Well, we’re the technical partner of Infiniti Red Bull Racing, so we’re continuously looking for opportunities where we can take technology, process, or methodology, and even people from Red Bull into Infiniti – and the same the other way. We’ve actually got an Infiniti engineer working in the Red Bull team full time. And we’ve got various technical projects in the works, which we’ll announce over the coming weeks and months. And, as you rightly say, the new power unit provides opportunity. Renault are doing the engine, and currently they’re doing the rest of the power unit as well, so the alliance of Infinity, Renault, and Red Bull gives us great opportunity to work together.
You call it a two-way technical relationship, how does the technology transfer back to the road cars?
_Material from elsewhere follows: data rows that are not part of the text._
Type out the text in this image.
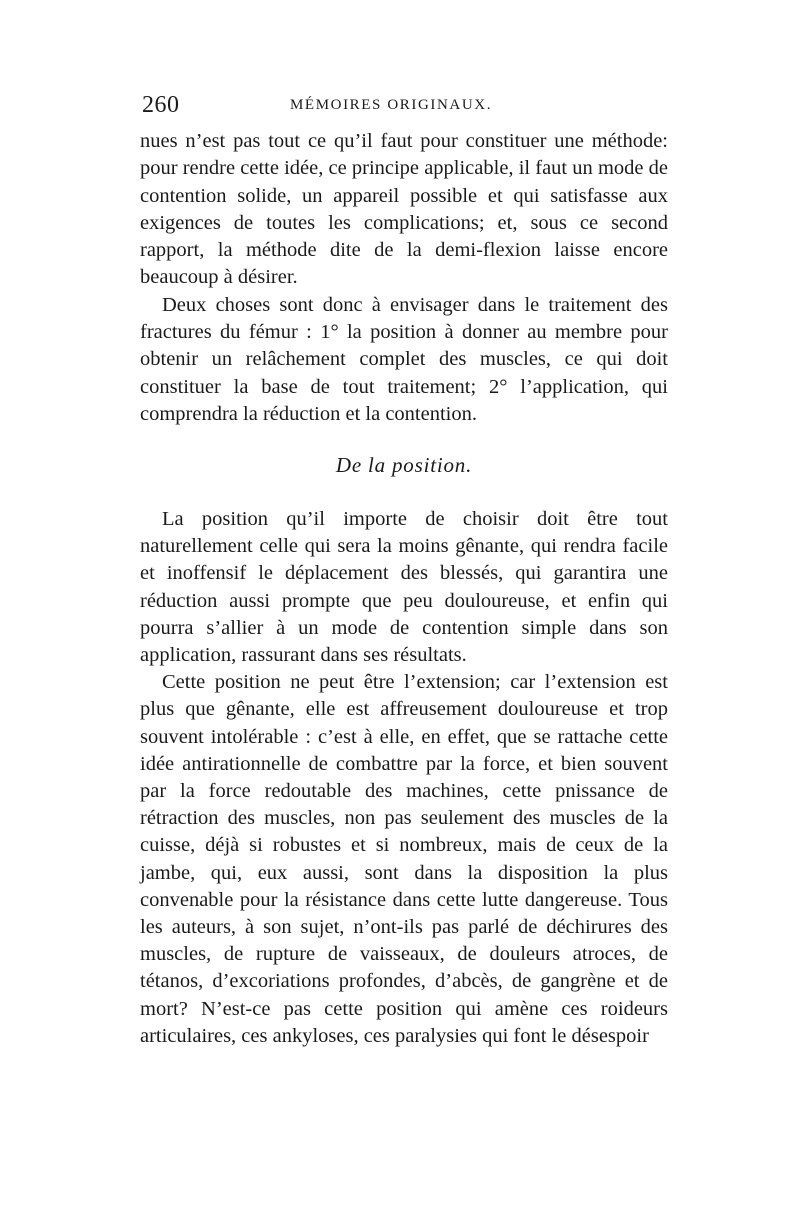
260	MÉMOIRES ORIGINAUX.

nues n’est pas tout ce qu’il faut pour constituer une méthode: pour rendre cette idée, ce principe applicable, il faut un mode de contention solide, un appareil possible et qui satisfasse aux exigences de toutes les complications; et, sous ce second rapport, la méthode dite de la demi-flexion laisse encore beaucoup à désirer.

Deux choses sont donc à envisager dans le traitement des fractures du fémur : 1° la position à donner au membre pour obtenir un relâchement complet des muscles, ce qui doit constituer la base de tout traitement; 2° l’application, qui comprendra la réduction et la contention.

De la position.

La position qu’il importe de choisir doit être tout naturellement celle qui sera la moins gênante, qui rendra facile et inoffensif le déplacement des blessés, qui garantira une réduction aussi prompte que peu douloureuse, et enfin qui pourra s’allier à un mode de contention simple dans son application, rassurant dans ses résultats.

Cette position ne peut être l’extension; car l’extension est plus que gênante, elle est affreusement douloureuse et trop souvent intolérable : c’est à elle, en effet, que se rattache cette idée antirationnelle de combattre par la force, et bien souvent par la force redoutable des machines, cette pnissance de rétraction des muscles, non pas seulement des muscles de la cuisse, déjà si robustes et si nombreux, mais de ceux de la jambe, qui, eux aussi, sont dans la disposition la plus convenable pour la résistance dans cette lutte dangereuse. Tous les auteurs, à son sujet, n’ont-ils pas parlé de déchirures des muscles, de rupture de vaisseaux, de douleurs atroces, de tétanos, d’excoriations profondes, d’abcès, de gangrène et de mort? N’est-ce pas cette position qui amène ces roideurs articulaires, ces ankyloses, ces paralysies qui font le désespoir
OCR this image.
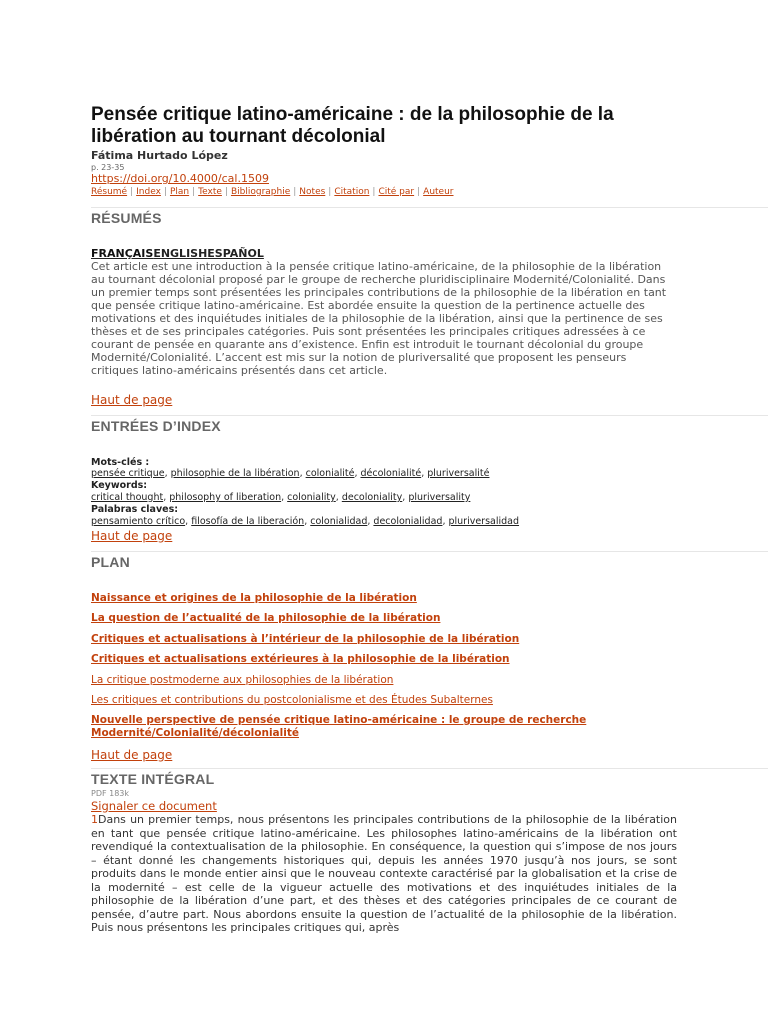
Pensée critique latino-américaine : de la philosophie de la libération au tournant décolonial
Fátima Hurtado López
p. 23-35
https://doi.org/10.4000/cal.1509
Résumé | Index | Plan | Texte | Bibliographie | Notes | Citation | Cité par | Auteur
RÉSUMÉS
FRANÇAISENGLISHESPAÑOL

Cet article est une introduction à la pensée critique latino-américaine, de la philosophie de la libération au tournant décolonial proposé par le groupe de recherche pluridisciplinaire Modernité/Colonialité. Dans un premier temps sont présentées les principales contributions de la philosophie de la libération en tant que pensée critique latino-américaine. Est abordée ensuite la question de la pertinence actuelle des motivations et des inquiétudes initiales de la philosophie de la libération, ainsi que la pertinence de ses thèses et de ses principales catégories. Puis sont présentées les principales critiques adressées à ce courant de pensée en quarante ans d’existence. Enfin est introduit le tournant décolonial du groupe Modernité/Colonialité. L’accent est mis sur la notion de pluriversalité que proposent les penseurs critiques latino-américains présentés dans cet article.

Haut de page
ENTRÉES D’INDEX
Mots-clés :
pensée critique, philosophie de la libération, colonialité, décolonialité, pluriversalité
Keywords:
critical thought, philosophy of liberation, coloniality, decoloniality, pluriversality
Palabras claves:
pensamiento crítico, filosofía de la liberación, colonialidad, decolonialidad, pluriversalidad
Haut de page
PLAN
Naissance et origines de la philosophie de la libération
La question de l’actualité de la philosophie de la libération
Critiques et actualisations à l’intérieur de la philosophie de la libération
Critiques et actualisations extérieures à la philosophie de la libération
La critique postmoderne aux philosophies de la libération
Les critiques et contributions du postcolonialisme et des Études Subalternes
Nouvelle perspective de pensée critique latino-américaine : le groupe de recherche Modernité/Colonialité/décolonialité
Haut de page
TEXTE INTÉGRAL
PDF 183k
Signaler ce document

1Dans un premier temps, nous présentons les principales contributions de la philosophie de la libération en tant que pensée critique latino-américaine. Les philosophes latino-américains de la libération ont revendiqué la contextualisation de la philosophie. En conséquence, la question qui s’impose de nos jours – étant donné les changements historiques qui, depuis les années 1970 jusqu’à nos jours, se sont produits dans le monde entier ainsi que le nouveau contexte caractérisé par la globalisation et la crise de la modernité – est celle de la vigueur actuelle des motivations et des inquiétudes initiales de la philosophie de la libération d’une part, et des thèses et des catégories principales de ce courant de pensée, d’autre part. Nous abordons ensuite la question de l’actualité de la philosophie de la libération. Puis nous présentons les principales critiques qui, après
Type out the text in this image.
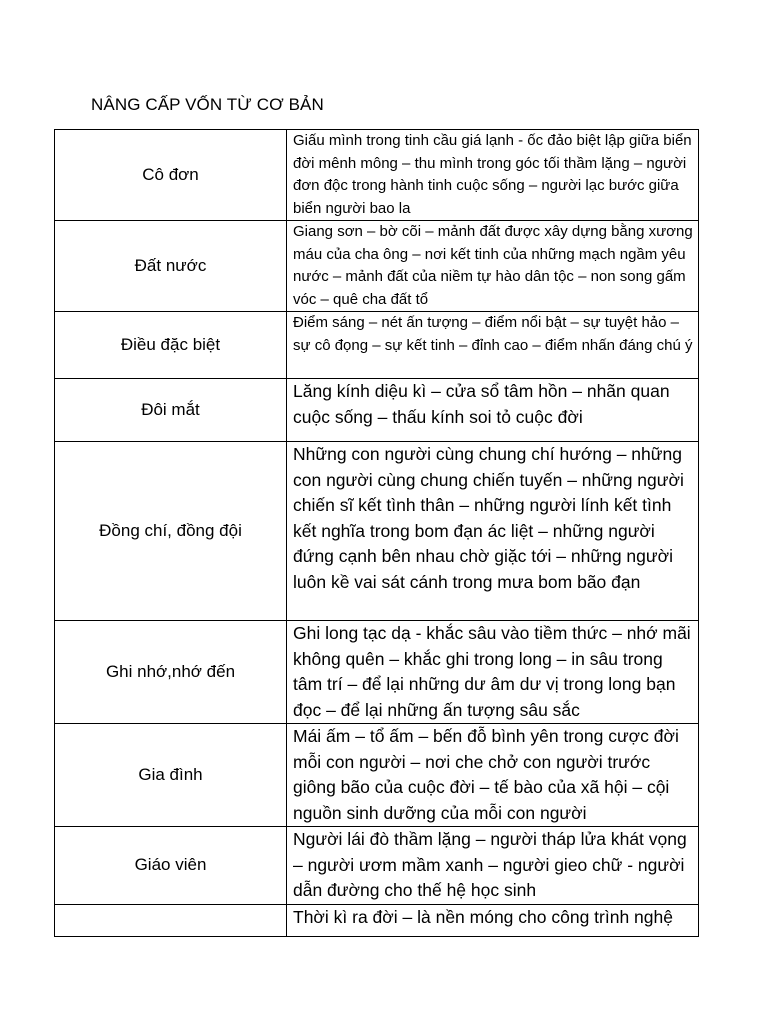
NÂNG CẤP VỐN TỪ CƠ BẢN
Cô đơn	Giấu mình trong tinh cầu giá lạnh - ốc đảo biệt lập giữa biển đời mênh mông – thu mình trong góc tối thầm lặng – người đơn độc trong hành tinh cuộc sống – người lạc bước giữa biển người bao la
Đất nước	Giang sơn – bờ cõi – mảnh đất được xây dựng bằng xương máu của cha ông – nơi kết tinh của những mạch ngầm yêu nước – mảnh đất của niềm tự hào dân tộc – non song gấm vóc – quê cha đất tổ
Điều đặc biệt	Điểm sáng – nét ấn tượng – điểm nổi bật – sự tuyệt hảo – sự cô đọng – sự kết tinh – đỉnh cao – điểm nhấn đáng chú ý
Đôi mắt	Lăng kính diệu kì – cửa sổ tâm hồn – nhãn quan cuộc sống – thấu kính soi tỏ cuộc đời
Đồng chí, đồng đội	Những con người cùng chung chí hướng – những con người cùng chung chiến tuyến – những người chiến sĩ kết tình thân – những người lính kết tình kết nghĩa trong bom đạn ác liệt – những người đứng cạnh bên nhau chờ giặc tới – những người luôn kề vai sát cánh trong mưa bom bão đạn
Ghi nhớ,nhớ đến	Ghi long tạc dạ - khắc sâu vào tiềm thức – nhớ mãi không quên – khắc ghi trong long – in sâu trong tâm trí – để lại những dư âm dư vị trong long bạn đọc – để lại những ấn tượng sâu sắc
Gia đình	Mái ấm – tổ ấm – bến đỗ bình yên trong cược đời mỗi con người – nơi che chở con người trước giông bão của cuộc đời – tế bào của xã hội – cội nguồn sinh dưỡng của mỗi con người
Giáo viên	Người lái đò thầm lặng – người tháp lửa khát vọng – người ươm mầm xanh – người gieo chữ - người dẫn đường cho thế hệ học sinh
	Thời kì ra đời – là nền móng cho công trình nghệ
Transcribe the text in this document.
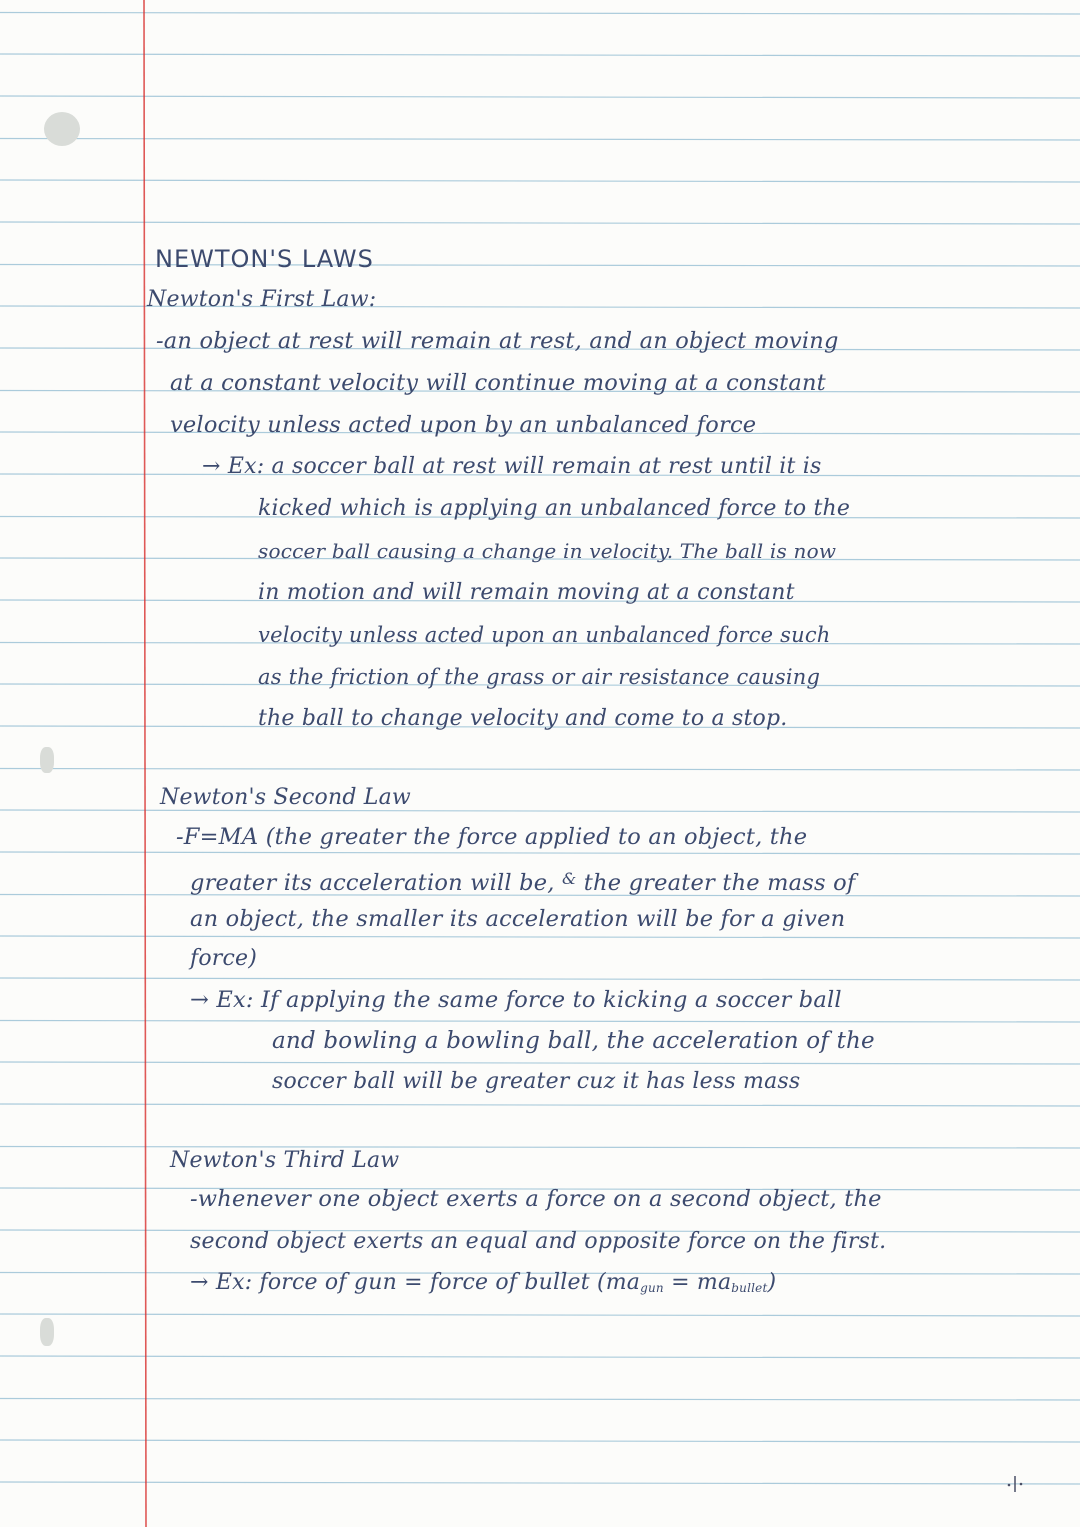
NEWTON'S LAWS
Newton's First Law:
-an object at rest will remain at rest, and an object moving
at a constant velocity will continue moving at a constant
velocity unless acted upon by an unbalanced force
→ Ex: a soccer ball at rest will remain at rest until it is
kicked which is applying an unbalanced force to the
soccer ball causing a change in velocity. The ball is now
in motion and will remain moving at a constant
velocity unless acted upon an unbalanced force such
as the friction of the grass or air resistance causing
the ball to change velocity and come to a stop.
Newton's Second Law
-F=MA (the greater the force applied to an object, the
greater its acceleration will be, & the greater the mass of
an object, the smaller its acceleration will be for a given
force)
→ Ex: If applying the same force to kicking a soccer ball
and bowling a bowling ball, the acceleration of the
soccer ball will be greater cuz it has less mass
Newton's Third Law
-whenever one object exerts a force on a second object, the
second object exerts an equal and opposite force on the first.
→ Ex: force of gun = force of bullet $(ma_{gun} = ma_{bullet})$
Well, you just look at their skill in aerodynamics – that’s one example. I mean we won’t have the same shape as a Formula 1 car, but the computational dynamics, and the way its engineered, could teach us a lot about what we could do with road cars. If we were to apply carbon fiber to a road car, then clearly we can go to Red Bull for assistance. And they will learn about energy management, so we’ve exchanged technical information about energy recovery from the brakes, and we’ll continue to exchange what we’re doing on road cars, while they’ll exchange what they’re doing on the racecars. We’ve helped them already with some materials and coatings – so, although it’s not part-for-part, the technology transfer is the important thing.
Coming back to the ZEOD RC, have you come up against some interests that want to maintain the status quo?
No, I mean look at those brands that are there now, they’ve challenged in the past. When Audi came, they were the challenger – they brought diesel – now Toyota are challenging Audi. Porsche are about to come as well. When you enter a series like this, you expect to be challenging each other, that’s why we do it – it’s the competition.